Another shocker was the use of bone stock for calcium. Again, Usman’s mother was told to go to the market and buy discarded bones (that butchers usually sold at a significantly lower price to people who owned dogs) and cook well. The broth was what would be given to the children to drink as it was a rich source of calcium. Bone soup, if I may be so callous.
Eggs of course, are out of the question. It has been replaced by Tofu (awara) to be given to the child daily. Beef, chicken and lamb have since left the group chat.
What about fruits and vegetables, you say? Well, there is no more N50 or N100 worth of lettuce or any fruit slice for that matter, and so it has been cancelled. Instead, we preach eating locally available vegetables like spinach, Moringa (zogale), Ugwu leaves, Rama (Sesame leaves). For fruits, mangoes (the small inexpensive kind, plucked from trees), Malmo (water berries) Kanya (Jackalberry), Agbalumo etc will do the trick.
Far more alarming, however, is not the degree of malnutrition. Indeed, I have seen worse in villages; it is the sheer number of infants presenting to the clinics.
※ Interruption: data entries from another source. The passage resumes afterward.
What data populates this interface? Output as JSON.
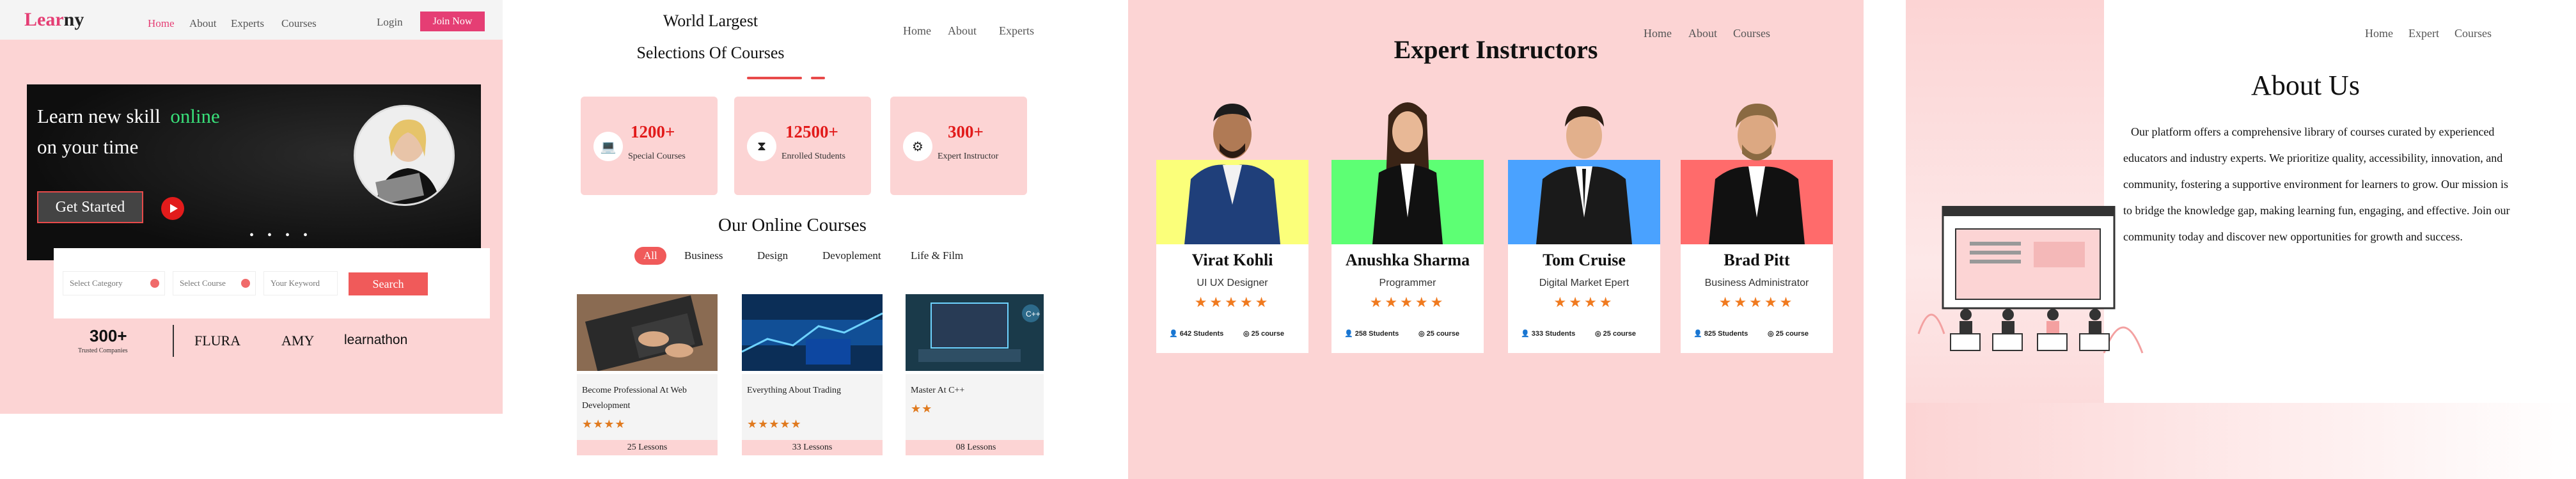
{
  "hero_page": {
    "logo": {
      "part1": "Lear",
      "part2": "ny"
    },
    "nav": [
      "Home",
      "About",
      "Experts",
      "Courses"
    ],
    "login": "Login",
    "join": "Join Now",
    "hero": {
      "line1_a": "Learn new skill",
      "line1_b": "online",
      "line2": "on your time",
      "cta": "Get Started",
      "dots": "• • • •"
    },
    "search": {
      "category": "Select Category",
      "course": "Select Course",
      "keyword": "Your Keyword",
      "button": "Search"
    },
    "trust": {
      "count": "300+",
      "label": "Trusted Companies"
    },
    "brands": [
      "FLURA",
      "AMY",
      "learnathon"
    ],
    "colors": {
      "accent": "#e53e74",
      "pink": "#fcd4d4",
      "highlight": "#39e07a"
    }
  },
  "courses_page": {
    "title_line1": "World Largest",
    "title_line2": "Selections Of Courses",
    "nav": [
      "Home",
      "About",
      "Experts"
    ],
    "stats": [
      {
        "icon": "laptop-icon",
        "value": "1200+",
        "label": "Special Courses"
      },
      {
        "icon": "graduation-icon",
        "value": "12500+",
        "label": "Enrolled Students"
      },
      {
        "icon": "instructor-icon",
        "value": "300+",
        "label": "Expert Instructor"
      }
    ],
    "online_title": "Our Online Courses",
    "filters": [
      "All",
      "Business",
      "Design",
      "Devoplement",
      "Life & Film"
    ],
    "courses": [
      {
        "name": "Become Professional At Web Development",
        "stars": "★★★★",
        "lessons": "25 Lessons"
      },
      {
        "name": "Everything About Trading",
        "stars": "★★★★★",
        "lessons": "33 Lessons"
      },
      {
        "name": "Master At C++",
        "stars": "★★",
        "lessons": "08 Lessons"
      }
    ]
  },
  "experts_page": {
    "title": "Expert Instructors",
    "nav": [
      "Home",
      "About",
      "Courses"
    ],
    "instructors": [
      {
        "name": "Virat Kohli",
        "role": "UI UX Designer",
        "stars": "★★★★★",
        "students": "642 Students",
        "courses": "25 course",
        "color": "#fbff7a"
      },
      {
        "name": "Anushka Sharma",
        "role": "Programmer",
        "stars": "★★★★★",
        "students": "258 Students",
        "courses": "25 course",
        "color": "#5dff74"
      },
      {
        "name": "Tom Cruise",
        "role": "Digital Market Epert",
        "stars": "★★★★",
        "students": "333 Students",
        "courses": "25 course",
        "color": "#4aa2ff"
      },
      {
        "name": "Brad Pitt",
        "role": "Business Administrator",
        "stars": "★★★★★",
        "students": "825 Students",
        "courses": "25 course",
        "color": "#ff6b6b"
      }
    ]
  },
  "about_page": {
    "nav": [
      "Home",
      "Expert",
      "Courses"
    ],
    "title": "About Us",
    "body": "Our platform offers a comprehensive library of courses curated by experienced educators and industry experts. We prioritize quality, accessibility, innovation, and community, fostering a supportive environment for learners to grow. Our mission is to bridge the knowledge gap, making learning fun, engaging, and effective. Join our community today and discover new opportunities for growth and success."
  }
}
Once upon a time, this type of malnutrition was limited to rural hospitals and IDP camps, now however, we are seeing them in urban hospitals and city centers.
Médecins Sans Frontières, also known as Doctors without Borders, commissioned an expansion of a 25-bed capacity Inpatient Therapeutic Feeding Centre in Unguwa Uku Primary Health Centre, Kano State. This is in addition to the previous 50-bed capacity operated in the centre. The MSF Therapeutic Feeding Programme is intended to reduce the mortality rate of severely malnourished individuals within the entire affected population, including children, adolescents, the elderly and adults. Every day, hundreds of women like Zainab flock to this hospital so that their children can access care.
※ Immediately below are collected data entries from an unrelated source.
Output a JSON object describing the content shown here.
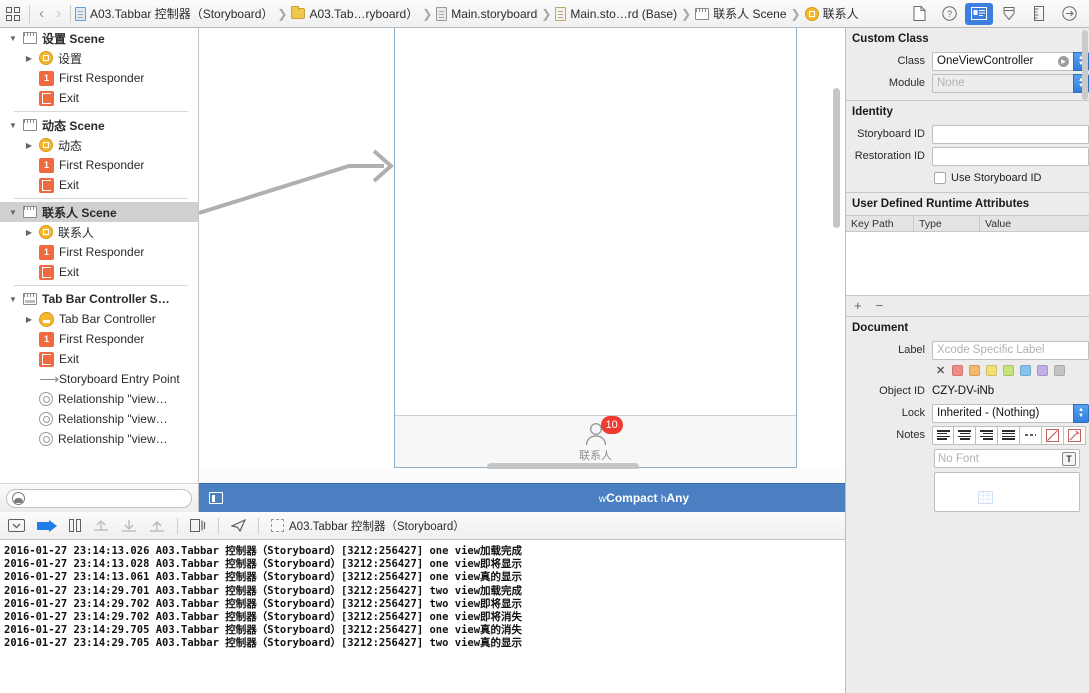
{
  "jumpbar": {
    "grid_icon": "grid-view-icon",
    "back_label": "‹",
    "forward_label": "›",
    "crumbs": [
      {
        "icon": "blue-file-icon",
        "label": "A03.Tabbar 控制器（Storyboard）"
      },
      {
        "icon": "folder-icon",
        "label": "A03.Tab…ryboard）"
      },
      {
        "icon": "storyboard-file-icon",
        "label": "Main.storyboard"
      },
      {
        "icon": "storyboard-base-file-icon",
        "label": "Main.sto…rd (Base)"
      },
      {
        "icon": "scene-icon",
        "label": "联系人 Scene"
      },
      {
        "icon": "view-controller-icon",
        "label": "联系人"
      }
    ],
    "right_icons": [
      {
        "name": "file-inspector-icon",
        "glyph": "🗎",
        "active": false
      },
      {
        "name": "quick-help-inspector-icon",
        "glyph": "?",
        "active": false
      },
      {
        "name": "identity-inspector-icon",
        "glyph": "▤",
        "active": true
      },
      {
        "name": "attributes-inspector-icon",
        "glyph": "⬍",
        "active": false
      },
      {
        "name": "size-inspector-icon",
        "glyph": "▥",
        "active": false
      },
      {
        "name": "connections-inspector-icon",
        "glyph": "→",
        "active": false
      }
    ]
  },
  "outline": {
    "scenes": [
      {
        "name": "设置 Scene",
        "selected": false,
        "children": [
          {
            "icon": "view-controller-icon",
            "label": "设置",
            "arrow": true
          },
          {
            "icon": "first-responder-icon",
            "label": "First Responder",
            "arrow": false
          },
          {
            "icon": "exit-icon",
            "label": "Exit",
            "arrow": false
          }
        ]
      },
      {
        "name": "动态 Scene",
        "selected": false,
        "children": [
          {
            "icon": "view-controller-icon",
            "label": "动态",
            "arrow": true
          },
          {
            "icon": "first-responder-icon",
            "label": "First Responder",
            "arrow": false
          },
          {
            "icon": "exit-icon",
            "label": "Exit",
            "arrow": false
          }
        ]
      },
      {
        "name": "联系人 Scene",
        "selected": true,
        "children": [
          {
            "icon": "view-controller-icon",
            "label": "联系人",
            "arrow": true
          },
          {
            "icon": "first-responder-icon",
            "label": "First Responder",
            "arrow": false
          },
          {
            "icon": "exit-icon",
            "label": "Exit",
            "arrow": false
          }
        ]
      },
      {
        "name": "Tab Bar Controller S…",
        "selected": false,
        "children": [
          {
            "icon": "tab-bar-controller-icon",
            "label": "Tab Bar Controller",
            "arrow": true
          },
          {
            "icon": "first-responder-icon",
            "label": "First Responder",
            "arrow": false
          },
          {
            "icon": "exit-icon",
            "label": "Exit",
            "arrow": false
          },
          {
            "icon": "storyboard-entry-point-icon",
            "label": "Storyboard Entry Point",
            "arrow": false
          },
          {
            "icon": "relationship-icon",
            "label": "Relationship \"view…",
            "arrow": false
          },
          {
            "icon": "relationship-icon",
            "label": "Relationship \"view…",
            "arrow": false
          },
          {
            "icon": "relationship-icon",
            "label": "Relationship \"view…",
            "arrow": false
          }
        ]
      }
    ],
    "filter_placeholder": ""
  },
  "canvas": {
    "tab_badge": "10",
    "tab_label": "联系人",
    "tab_icon": "person-icon"
  },
  "sizebar": {
    "panel_toggle_icon": "left-panel-toggle-icon",
    "width_prefix": "w",
    "width_class": "Compact",
    "height_prefix": "h",
    "height_class": "Any",
    "right_icons": [
      {
        "name": "resolve-auto-layout-icon",
        "glyph": "⌸"
      },
      {
        "name": "pin-constraints-icon",
        "glyph": "☰"
      },
      {
        "name": "align-constraints-icon",
        "glyph": "⊢⊣"
      },
      {
        "name": "stack-view-icon",
        "glyph": "⊢△⊣"
      }
    ]
  },
  "debugbar": {
    "icons": [
      {
        "name": "hide-debug-area-icon",
        "glyph": "▽",
        "disabled": false
      },
      {
        "name": "continue-execution-icon",
        "glyph": "▶",
        "disabled": false
      },
      {
        "name": "pause-icon",
        "glyph": "‖",
        "disabled": false
      },
      {
        "name": "step-over-icon",
        "glyph": "⤴",
        "disabled": true
      },
      {
        "name": "step-into-icon",
        "glyph": "↓",
        "disabled": true
      },
      {
        "name": "step-out-icon",
        "glyph": "↑",
        "disabled": true
      },
      {
        "name": "view-debugging-icon",
        "glyph": "❐",
        "disabled": false
      },
      {
        "name": "simulate-location-icon",
        "glyph": "➤",
        "disabled": false
      }
    ],
    "process_label": "A03.Tabbar 控制器（Storyboard）"
  },
  "console": {
    "lines": [
      "2016-01-27 23:14:13.026 A03.Tabbar 控制器（Storyboard）[3212:256427] one view加载完成",
      "2016-01-27 23:14:13.028 A03.Tabbar 控制器（Storyboard）[3212:256427] one view即将显示",
      "2016-01-27 23:14:13.061 A03.Tabbar 控制器（Storyboard）[3212:256427] one view真的显示",
      "2016-01-27 23:14:29.701 A03.Tabbar 控制器（Storyboard）[3212:256427] two view加载完成",
      "2016-01-27 23:14:29.702 A03.Tabbar 控制器（Storyboard）[3212:256427] two view即将显示",
      "2016-01-27 23:14:29.702 A03.Tabbar 控制器（Storyboard）[3212:256427] one view即将消失",
      "2016-01-27 23:14:29.705 A03.Tabbar 控制器（Storyboard）[3212:256427] one view真的消失",
      "2016-01-27 23:14:29.705 A03.Tabbar 控制器（Storyboard）[3212:256427] two view真的显示"
    ]
  },
  "inspector": {
    "custom_class": {
      "header": "Custom Class",
      "class_label": "Class",
      "class_value": "OneViewController",
      "module_label": "Module",
      "module_placeholder": "None"
    },
    "identity": {
      "header": "Identity",
      "storyboard_id_label": "Storyboard ID",
      "storyboard_id_value": "",
      "restoration_id_label": "Restoration ID",
      "restoration_id_value": "",
      "use_storyboard_id_label": "Use Storyboard ID",
      "use_storyboard_id_checked": false
    },
    "udra": {
      "header": "User Defined Runtime Attributes",
      "columns": [
        "Key Path",
        "Type",
        "Value"
      ],
      "rows": [],
      "add_label": "+",
      "remove_label": "−"
    },
    "document": {
      "header": "Document",
      "label_label": "Label",
      "label_placeholder": "Xcode Specific Label",
      "swatch_clear": "✕",
      "swatches": [
        "#f08a84",
        "#f3b96b",
        "#f2e077",
        "#c7e37a",
        "#86c2f0",
        "#c3aee8",
        "#c4c4c4"
      ],
      "object_id_label": "Object ID",
      "object_id_value": "CZY-DV-iNb",
      "lock_label": "Lock",
      "lock_value": "Inherited - (Nothing)",
      "notes_label": "Notes",
      "notes_more": "…",
      "font_placeholder": "No Font",
      "font_button": "T",
      "notes_value": ""
    }
  }
}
The dedication of MSF is remarkable to note and at the same time, disheartening. Remarkable because of all the wonderful work they are doing and disheartening because like always, we are relying on foreign aid to feed our starving children because we are too poor to do so.
But are we really so poor?
Although, the presidency has kept mum about plans its plan to buy a new presidential jet, rumour has it that the government has already identified an aircraft for purchase, but is yet to finalise the deal as it is scrambling for funds to consummate the transaction. The identified aircraft is said to be a repossessed one recovered from a troubled oil sheikh who used the aeroplane as collateral for a loan he obtained from an unidentified German bank to buy it.
It is an open secret that the aircraft is now in the possession of one ‘L & L International LLC’ an American aviation firm based in Miami, Florida. The firm is trying to help the German bank sell it to the Nigerian government. The multi-engine prestige jet, which has an elaborate VIP configuration, is said to be worth $600 million. Nothing but the best for our presido! What is it the youngsters are calling it these days? Yes, steeze! Nigerians have steeze!
However, the Nigerian government is offering “a little over $100 million”; because, well, we don’t want to appear too extravagant. After all, there are children starving in Nigeria.
Like George Orwell wrote: All animals are equal, but some are more equal than others.
I agree: Poor people get grasshoppers, presidents get jets.